Making Sense of Cloud File Storage Options

What to do when storage gets cloudy

Randy Pitcher II
Hashmap, an NTT DATA Company
9 min readAug 23, 2018

--

At Hashmap, we have clients with varying levels of cloud experience. Some customers are completely at home in a cloud operations console and have no trouble understanding how to make the most of the cloud and the value that it can bring to their organization. However, many others are still new to this space and deal with uncertainty when comparing cloud and on-premises costs.

For many organizations looking to make the move to the cloud, one of the first use cases considered for the cloud is simple file storage. In this post, we’ll explore the most common ways to store files in AWS (equivalent options are available in Azure and Google) and discuss which tiers fit an example Oil and Gas refining use case.

Hashmap’s Data & Cloud Migration and Modernization Workshop is an interactive, two-hour experience for you and your team to help understand how to accelerate desired outcomes, reduce risk, and enable modern data readiness. We’ll talk through options and make sure that everyone has a good understanding of what should be prioritized, typical project phases, and how to mitigate risk. Sign up today for our complimentary workshop.

Benefits of Cloud Storage

Before we dive into the main file storage options in AWS, let’s take a moment to discuss the value case for a cloud-based storage approach.

In general, there are 2 big reasons to consider a cloud-driven storage approach:

Flexibility

When dealing with on-premises storage decisions, you must always plan for peak storage needs. Because of the generally long enterprise procurement process, organizations are often maintaining and purchasing much more storage than they actually need. Additionally, the quality of available storage is locked in from procurement to procurement cycle. This means organizations may be years behind advances in storage technology due to very slow and expensive upgrade cycles.

By moving to the cloud, you only pay for exactly what you need; not just in terms of capacity, but also in terms of performance. As your needs change, you can adapt your services within hours, not months.

Durability

What would it mean to your business if all your data were lost? What would be the consequences of a week-long system outage? I imagine the results would be catastrophic.

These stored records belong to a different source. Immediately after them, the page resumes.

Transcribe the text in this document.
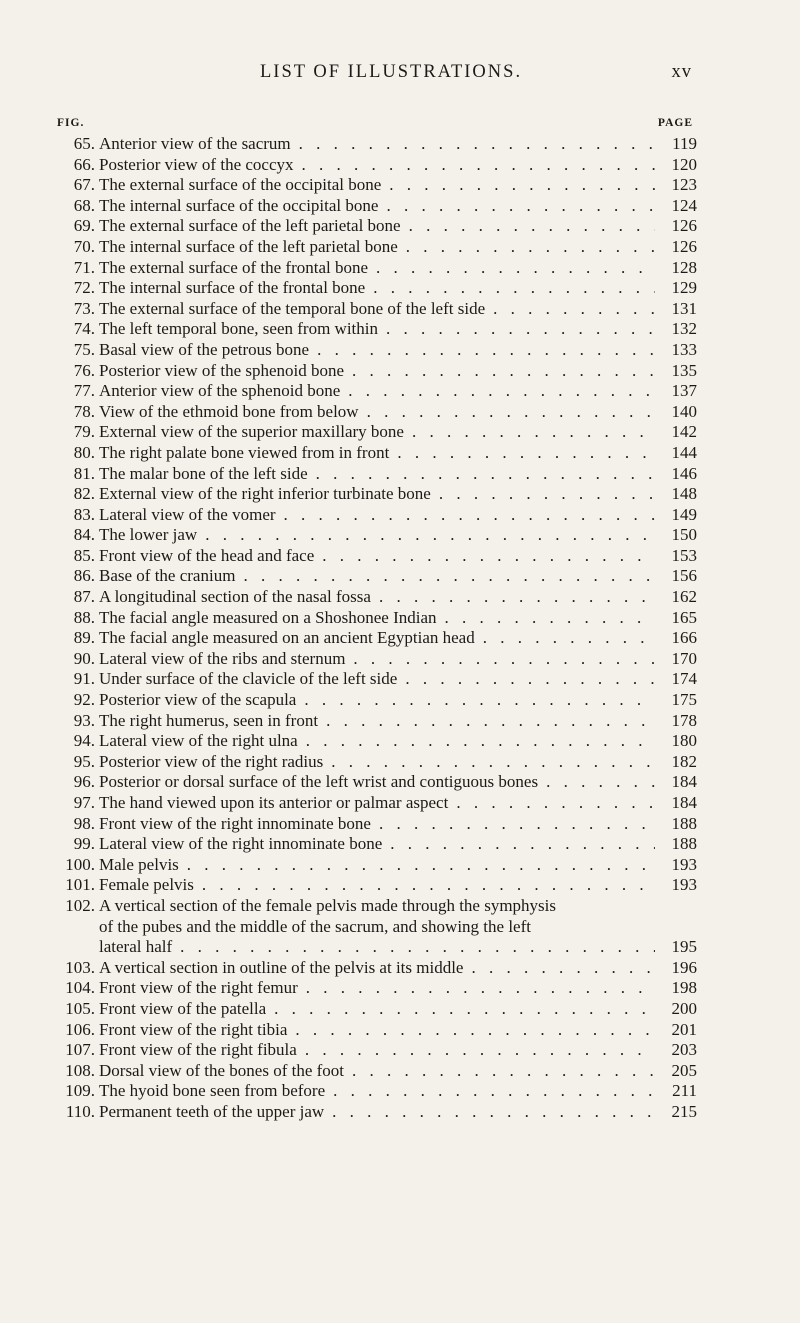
LIST OF ILLUSTRATIONS.	xv
FIG.	PAGE
65. Anterior view of the sacrum . . .	119
66. Posterior view of the coccyx . . .	120
67. The external surface of the occipital bone . . .	123
68. The internal surface of the occipital bone . . .	124
69. The external surface of the left parietal bone . . .	126
70. The internal surface of the left parietal bone . . .	126
71. The external surface of the frontal bone . . .	128
72. The internal surface of the frontal bone . . .	129
73. The external surface of the temporal bone of the left side . . .	131
74. The left temporal bone, seen from within . . .	132
75. Basal view of the petrous bone . . .	133
76. Posterior view of the sphenoid bone . . .	135
77. Anterior view of the sphenoid bone . . .	137
78. View of the ethmoid bone from below . . .	140
79. External view of the superior maxillary bone . . .	142
80. The right palate bone viewed from in front . . .	144
81. The malar bone of the left side . . .	146
82. External view of the right inferior turbinate bone . . .	148
83. Lateral view of the vomer . . .	149
84. The lower jaw . . .	150
85. Front view of the head and face . . .	153
86. Base of the cranium . . .	156
87. A longitudinal section of the nasal fossa . . .	162
88. The facial angle measured on a Shoshonee Indian . . .	165
89. The facial angle measured on an ancient Egyptian head . . .	166
90. Lateral view of the ribs and sternum . . .	170
91. Under surface of the clavicle of the left side . . .	174
92. Posterior view of the scapula . . .	175
93. The right humerus, seen in front . . .	178
94. Lateral view of the right ulna . . .	180
95. Posterior view of the right radius . . .	182
96. Posterior or dorsal surface of the left wrist and contiguous bones . . .	184
97. The hand viewed upon its anterior or palmar aspect . . .	184
98. Front view of the right innominate bone . . .	188
99. Lateral view of the right innominate bone . . .	188
100. Male pelvis . . .	193
101. Female pelvis . . .	193
102. A vertical section of the female pelvis made through the symphysis
of the pubes and the middle of the sacrum, and showing the left
lateral half . . .	195
103. A vertical section in outline of the pelvis at its middle . . .	196
104. Front view of the right femur . . .	198
105. Front view of the patella . . .	200
106. Front view of the right tibia . . .	201
107. Front view of the right fibula . . .	203
108. Dorsal view of the bones of the foot . . .	205
109. The hyoid bone seen from before . . .	211
110. Permanent teeth of the upper jaw . . .	215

With the distributed, disaster-ready AWS infrastructure managing your files, you do not need to worry about building multiple data centers with expensive redundancy layers across the globe. You can directly utilize one of the most robust and battle-proven storage networks in the world.

AWS Storage Options

While there are a ton of ways to actually store a file in AWS, there are 2 main services that are most commonly used: S3 and Glacier.

S3

S3 stands for Simple Storage Service and is one of the oldest services in AWS. S3 is an object store, meaning you can store any and all files (Documents, Spreadsheets, Text, etc.), but you cannot store block-level data here. In practice, think of S3 as you would something like Google Drive: good for storing files, bad for storing operating systems. S3 also has no limit on storage size and can infinitely scale to meet your needs.

S3 exists in 3 tiers:

  • Standard
  • IA (Intermittent Access)
  • IA One Zone

Standard S3 has the best availability at 99.99%, IA has slightly less at 99.9%, and IA One Zone has the lowest availability with 99.5%.

From a durability standpoint, S3 Standard and IA has replication across at least 3 different data centers. IA One Zone will be replicated within a single data center.

Glacier

Glacier is a more flexible storage option for storing any kind of data, from block-level storage to files. It has the same replication as S3 Standard (replication across at least 3 data centers), but it has very slow access times that vary from 1–5 minutes to as long as 5–12 hours. Standard access times are between 3 and 5 hours.

In exchange for this slow access response, the rates for glacier are very low. Faster access times cost more than longer times, but all rates are lower than S3.

Glacier is a great fit for archiving important, hard to recreate data that is accessed very rarely with no need for sub-second access times.

Pricing

While it is tempting to simply compare the standard S3 file storage rates with on-premise costs, this is not a true apples-to-apples comparison and misses the flexibility of cloud offerings to adapt to each client’s business needs.

Depending on your redundancy and access time needs, you can choose a storage strategy that fits your business needs while keeping costs to a minimum.

While pricing varies region-by-region (see exact pricing here), the us-east-1 storage pricing for each service is below:

Let’s break these prices down a bit into some general trends.

The first trend to notice is that the faster a service responds, the lower the monthly storage cost. This makes sense as faster response times take more resources than slower response times.

However, latency is not the only factor that impacts total cost. You are also charged based on how frequently you read and write your data. This pricing trend is an inversion of the storage cost trend; that is, the slower your storage access times, the more expensive it is to read or write to that storage.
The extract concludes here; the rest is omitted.